Je pense que la Corée du Nord ressent la douleur des sanctions. Le 6 novembre, dans une déclaration de Kim Eun-chol, vice-ministre des Affaires étrangères chargé des affaires américaines, il a été rapporté qu'au début de novembre, les États-Unis avaient de nouveau renforcé les sanctions de l'ONU et imposé des sanctions unilatérales contre la Corée du Nord. La Corée du Nord a immédiatement réagi à cela. Par le passé, chaque fois que les États-Unis ou l'ONU prenaient des mesures concernant les sanctions, la Corée du Nord réagissait immédiatement par des réfutations ou des critiques. Je pense que c'est une autre preuve que les sanctions fonctionnent.
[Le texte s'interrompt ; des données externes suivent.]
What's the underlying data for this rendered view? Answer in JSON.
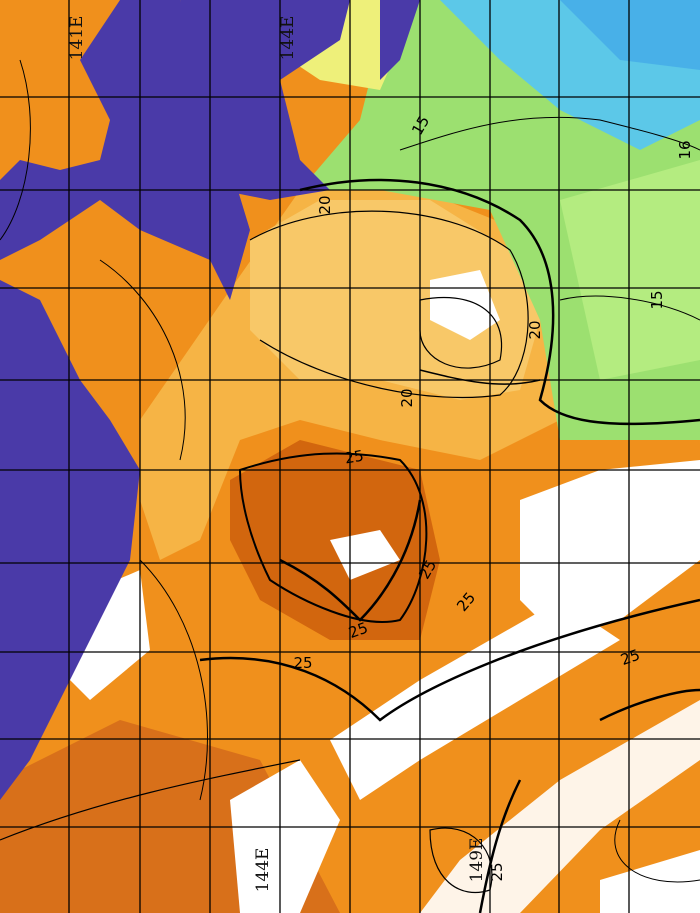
{
  "map": {
    "type": "sea surface temperature contour map",
    "colors": {
      "land_mask": "#4a3aa8",
      "warm": "#f0901c",
      "warmest": "#d2660e",
      "mid": "#f6b445",
      "pale": "#f8c868",
      "cool_yellow": "#eef07a",
      "cool_green": "#9ce070",
      "cold_cyan": "#5cc8e8",
      "cloud": "#ffffff",
      "contour": "#000000",
      "grid": "#000000"
    },
    "longitude_labels": [
      "141E",
      "144E",
      "144E",
      "149E"
    ],
    "contour_labels": [
      "15",
      "16",
      "15",
      "20",
      "20",
      "20",
      "25",
      "25",
      "25",
      "25",
      "25",
      "25",
      "25"
    ],
    "grid": true
  }
}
Conclusion : Possibilité de rencontre entre les États-Unis et la Corée du Nord et perspectives de négociation sur la dénucléarisation

Pour conclure, cette fois, il y a eu un événement potentiel et beaucoup de discussions, mais finalement les dirigeants des États-Unis et de la Corée du Nord ne se sont pas rencontrés. Alors, quand se rencontreront-ils ? Il est difficile de le dire avec précision en raison de diverses variables, mais je pense qu'il existe une possibilité que les États-Unis et la Corée du Nord se rencontrent vers la fin de l'année prochaine. Cependant, j'ai de sérieux doutes quant à savoir si des négociations avancées sur la dénucléarisation de la Corée du Nord et la dénucléarisation de la péninsule coréenne auront lieu. Aujourd'hui, j'ai tenté d'analyser la possibilité d'une rencontre entre les États-Unis et la Corée du Nord, qui a été au centre de l'attention. Merci de votre attention.

■ Auteur : Park Won-gon _ Directeur du Centre d'études nord-coréennes de l'Institut d'études d'Asie de l'Est. Professeur au Département d'études nord-coréennes de l'Université Ewha Womans.


■ Responsable et éditeur : Lim Jae-hyun_Chercheur à l'EAI

    Contact : 02 2277 1683 (ext. 209) | jhlim@eai.or.kr

*Ce texte est une traduction par IA d'un original rédigé en coréen. Certaines traductions ou nuances peuvent être inexactes.